Estoy sentada en una silla como si fuera una enferma convaleciente de hace un par de siglos. Reuma o tuberculosis. Una manta sobre las piernas. Mis manos blancas encima de las rodillas, estricto orden. El pelo limpio por fin atado en una coleta para que mis sienes demuestren lo que soy. No puedo hacer nada, no me apetece fijar los ojos en otra cosa que no sea esta ventana que enmarca el camino y los árboles. Desde aquí veo irse a Martín y también lo veo llegar. Me encuentro bien, en realidad toda esta precaución es delirante. Creo que no tenían nada mejor que hacer que ocuparse de una desconocida febril, y por eso toman mi salud con tanto empeño. Como alimentos triturados, verduras ácidas, dulces, muy sabrosas. Pasteles de carne picada. Sopas densas como la mugre. Todo está asquerosamente delicioso, cuando lo trago siento que estoy nutrida hasta el fin de mis días. Y la casa. Está caliente esta habitación. Por lo visto hay que arreglar la salida de la chimenea, nos han prestado una pequeña estufa de hierro. Han sacado el tubo por una de las ventanas que ahora siempre queda abierta. Aun así es mucho más efectiva que el sistema con el que caldeábamos nuestra casa en la ciudad, sobre todo porque Martín no hace sino echar más y más leña, hasta que mis mejillas están rojas. Incluso se levanta por las noches cuando nota que se ha apagado.

Martín es ya uno de ellos. No distingo sus manos. Pero al menos hemos empezado, ya está hecho. Ya somos. No como yo hubiera querido, y no sé si como hubiera imaginado porque no recuerdo qué imaginaba antes de venir, pero no esto. No esta imagen de mis manos perfectamente colocadas sobre las rodillas, la calma de esta manta gruesa, la silla que mantiene mi espalda recta. Ahora estoy vieja. Pero soy una niña.

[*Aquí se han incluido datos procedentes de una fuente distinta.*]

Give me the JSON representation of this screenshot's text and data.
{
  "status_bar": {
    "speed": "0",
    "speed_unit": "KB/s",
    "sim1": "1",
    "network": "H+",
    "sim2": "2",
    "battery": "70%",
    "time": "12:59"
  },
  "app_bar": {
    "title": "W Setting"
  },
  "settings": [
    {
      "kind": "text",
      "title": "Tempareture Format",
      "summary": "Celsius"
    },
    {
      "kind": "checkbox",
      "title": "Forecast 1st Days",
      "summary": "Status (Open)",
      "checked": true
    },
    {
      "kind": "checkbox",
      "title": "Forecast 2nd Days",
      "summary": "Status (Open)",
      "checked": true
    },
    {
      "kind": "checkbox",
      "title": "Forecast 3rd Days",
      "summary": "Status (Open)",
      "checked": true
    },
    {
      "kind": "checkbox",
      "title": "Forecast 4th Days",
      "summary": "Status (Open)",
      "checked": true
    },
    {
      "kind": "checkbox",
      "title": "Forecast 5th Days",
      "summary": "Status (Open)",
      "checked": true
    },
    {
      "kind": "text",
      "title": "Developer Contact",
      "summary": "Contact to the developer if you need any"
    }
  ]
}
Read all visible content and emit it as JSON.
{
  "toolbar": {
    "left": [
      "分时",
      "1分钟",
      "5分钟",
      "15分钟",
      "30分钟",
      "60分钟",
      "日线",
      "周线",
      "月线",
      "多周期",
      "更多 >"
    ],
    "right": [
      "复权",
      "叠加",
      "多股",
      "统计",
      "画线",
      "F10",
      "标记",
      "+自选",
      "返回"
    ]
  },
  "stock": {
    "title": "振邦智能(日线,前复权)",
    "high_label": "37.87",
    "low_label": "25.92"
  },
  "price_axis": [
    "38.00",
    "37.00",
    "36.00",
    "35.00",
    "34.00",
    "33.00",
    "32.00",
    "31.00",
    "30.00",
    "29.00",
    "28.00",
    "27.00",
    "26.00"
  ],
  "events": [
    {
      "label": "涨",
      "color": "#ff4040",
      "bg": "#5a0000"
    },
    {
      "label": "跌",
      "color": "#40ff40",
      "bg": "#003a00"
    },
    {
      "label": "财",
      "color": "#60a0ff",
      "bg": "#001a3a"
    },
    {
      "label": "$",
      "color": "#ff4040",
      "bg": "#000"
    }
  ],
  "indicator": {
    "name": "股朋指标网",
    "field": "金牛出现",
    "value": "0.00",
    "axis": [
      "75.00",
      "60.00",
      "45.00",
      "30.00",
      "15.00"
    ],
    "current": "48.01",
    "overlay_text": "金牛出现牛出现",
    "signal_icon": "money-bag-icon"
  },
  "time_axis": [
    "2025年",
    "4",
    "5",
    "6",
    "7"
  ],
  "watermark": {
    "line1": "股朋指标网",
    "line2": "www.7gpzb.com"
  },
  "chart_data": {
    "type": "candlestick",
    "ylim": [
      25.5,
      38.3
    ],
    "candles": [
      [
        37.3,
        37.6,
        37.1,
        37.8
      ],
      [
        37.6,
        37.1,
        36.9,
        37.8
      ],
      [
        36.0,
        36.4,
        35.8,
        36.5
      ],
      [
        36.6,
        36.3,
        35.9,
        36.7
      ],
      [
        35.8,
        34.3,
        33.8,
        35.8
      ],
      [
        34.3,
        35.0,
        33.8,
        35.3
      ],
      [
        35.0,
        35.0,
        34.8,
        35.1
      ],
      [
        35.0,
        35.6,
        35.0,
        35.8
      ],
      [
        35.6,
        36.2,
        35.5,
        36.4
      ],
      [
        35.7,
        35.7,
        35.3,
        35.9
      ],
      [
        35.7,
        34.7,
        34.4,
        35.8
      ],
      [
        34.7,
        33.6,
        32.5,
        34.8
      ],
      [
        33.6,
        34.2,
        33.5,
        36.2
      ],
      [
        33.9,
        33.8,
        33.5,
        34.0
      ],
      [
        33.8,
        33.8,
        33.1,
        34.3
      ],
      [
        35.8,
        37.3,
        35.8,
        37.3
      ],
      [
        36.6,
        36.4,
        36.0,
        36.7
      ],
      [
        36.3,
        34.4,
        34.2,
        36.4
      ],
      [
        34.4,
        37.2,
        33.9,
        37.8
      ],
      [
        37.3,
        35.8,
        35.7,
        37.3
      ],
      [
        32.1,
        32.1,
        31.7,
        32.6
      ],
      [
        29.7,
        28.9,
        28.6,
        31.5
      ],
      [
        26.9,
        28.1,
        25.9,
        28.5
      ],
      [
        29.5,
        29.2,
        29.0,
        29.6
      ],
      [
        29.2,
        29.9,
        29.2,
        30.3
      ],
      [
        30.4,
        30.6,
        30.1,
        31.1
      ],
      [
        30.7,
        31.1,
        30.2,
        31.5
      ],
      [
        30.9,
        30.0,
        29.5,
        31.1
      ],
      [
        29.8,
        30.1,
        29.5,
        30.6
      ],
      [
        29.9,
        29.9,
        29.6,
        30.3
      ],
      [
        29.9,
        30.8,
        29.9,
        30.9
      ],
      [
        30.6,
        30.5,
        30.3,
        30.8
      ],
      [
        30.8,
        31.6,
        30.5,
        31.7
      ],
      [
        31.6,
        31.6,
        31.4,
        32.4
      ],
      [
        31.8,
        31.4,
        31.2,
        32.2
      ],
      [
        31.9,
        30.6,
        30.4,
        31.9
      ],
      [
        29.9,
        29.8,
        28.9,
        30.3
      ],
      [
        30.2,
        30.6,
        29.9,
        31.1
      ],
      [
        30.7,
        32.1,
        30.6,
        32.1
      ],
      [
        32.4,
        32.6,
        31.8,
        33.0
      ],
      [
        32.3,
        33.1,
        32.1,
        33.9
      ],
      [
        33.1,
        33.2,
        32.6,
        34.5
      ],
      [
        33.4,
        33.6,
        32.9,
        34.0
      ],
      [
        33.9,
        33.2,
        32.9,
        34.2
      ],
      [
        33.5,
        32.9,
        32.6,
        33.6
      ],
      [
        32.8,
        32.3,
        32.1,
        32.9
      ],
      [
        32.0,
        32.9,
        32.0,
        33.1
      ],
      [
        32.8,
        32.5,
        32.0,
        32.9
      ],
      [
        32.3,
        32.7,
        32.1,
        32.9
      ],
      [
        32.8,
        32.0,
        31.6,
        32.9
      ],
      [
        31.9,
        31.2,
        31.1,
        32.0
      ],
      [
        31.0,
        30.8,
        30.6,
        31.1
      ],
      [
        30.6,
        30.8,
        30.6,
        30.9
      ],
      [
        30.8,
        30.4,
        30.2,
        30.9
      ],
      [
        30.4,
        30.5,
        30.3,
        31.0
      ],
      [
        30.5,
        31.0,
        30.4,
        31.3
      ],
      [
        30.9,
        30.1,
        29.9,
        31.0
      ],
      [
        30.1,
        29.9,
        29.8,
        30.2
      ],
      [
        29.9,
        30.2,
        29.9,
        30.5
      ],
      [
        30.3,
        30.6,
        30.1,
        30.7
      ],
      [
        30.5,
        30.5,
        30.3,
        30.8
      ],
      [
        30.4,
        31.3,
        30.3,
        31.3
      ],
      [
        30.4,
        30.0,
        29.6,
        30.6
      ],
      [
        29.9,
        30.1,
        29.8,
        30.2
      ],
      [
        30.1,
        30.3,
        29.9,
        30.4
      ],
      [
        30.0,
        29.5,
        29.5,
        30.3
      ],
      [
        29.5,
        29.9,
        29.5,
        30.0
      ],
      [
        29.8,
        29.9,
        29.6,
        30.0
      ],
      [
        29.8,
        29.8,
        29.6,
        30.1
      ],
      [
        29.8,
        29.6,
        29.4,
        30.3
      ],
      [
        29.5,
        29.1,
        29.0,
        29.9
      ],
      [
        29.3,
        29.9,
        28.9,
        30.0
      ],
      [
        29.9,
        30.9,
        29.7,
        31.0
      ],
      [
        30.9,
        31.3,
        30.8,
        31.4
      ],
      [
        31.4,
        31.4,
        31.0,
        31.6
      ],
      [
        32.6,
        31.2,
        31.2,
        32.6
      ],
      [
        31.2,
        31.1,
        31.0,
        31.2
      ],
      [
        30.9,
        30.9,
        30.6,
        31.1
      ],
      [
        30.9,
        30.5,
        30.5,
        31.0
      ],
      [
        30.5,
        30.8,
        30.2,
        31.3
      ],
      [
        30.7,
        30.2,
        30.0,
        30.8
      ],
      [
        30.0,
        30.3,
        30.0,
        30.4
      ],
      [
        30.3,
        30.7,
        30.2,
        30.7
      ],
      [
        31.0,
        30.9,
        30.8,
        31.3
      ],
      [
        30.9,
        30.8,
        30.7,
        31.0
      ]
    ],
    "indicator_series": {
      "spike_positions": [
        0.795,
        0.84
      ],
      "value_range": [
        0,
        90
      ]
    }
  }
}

Otras manos me sacaron del mar.

Me alzaron.

Elena no me acarició como a una niña. Yo solo sentí su olor agrio y sus dedos finos, suaves de tan arrugados, tocándome la frente que me hervía, sus uñas eran piedras pequeñas que resbalaban sobre mis cejas. Noté el frío de la piel de una anciana, el olor a ajo y a tubérculo y a pliegue escondido. No me hablaba, se limitaba a mover mi cuerpo, sacó mis ropas pegadas y cuando mis pechos estuvieron al aire, que me cortaba la respiración, un paño húmedo, traído seguramente de un mueble de madera de una cocina con olor a pucheros y empapado en el fondo de un cubo de zinc, mojó mis vértebras. El paño recorrió mis brazos, mis axilas, todo lo que hay en mi cuerpo que se dobla, y yo oía ese trapo jironado de toalla escurrirse una y otra vez y posarse en mi frente. La vieja levantó mis labios y tocó mis encías, luego abrió mis párpados, como si yo fuera un caballo o un perro muerto, y acercó sus pupilas a las mías. Pudo verme, pero yo a ella no, yo solo oí el golpe de la llegada, unas manos viejas me sacaron del agua y me tocaron, olvidada la piedad de la infancia, trayéndome por primera vez a este lugar donde mi carne palpitaba en una cama. No me gustó encontrarla en el principio, en la orilla, como si yo fuera un náufrago arrastrado al que no hubieran permitido ahogarse.

Solo pienso en eso.

Aquí sentada, me espera el lugar al que he llegado, ahora lo sé, en contra de mi voluntad.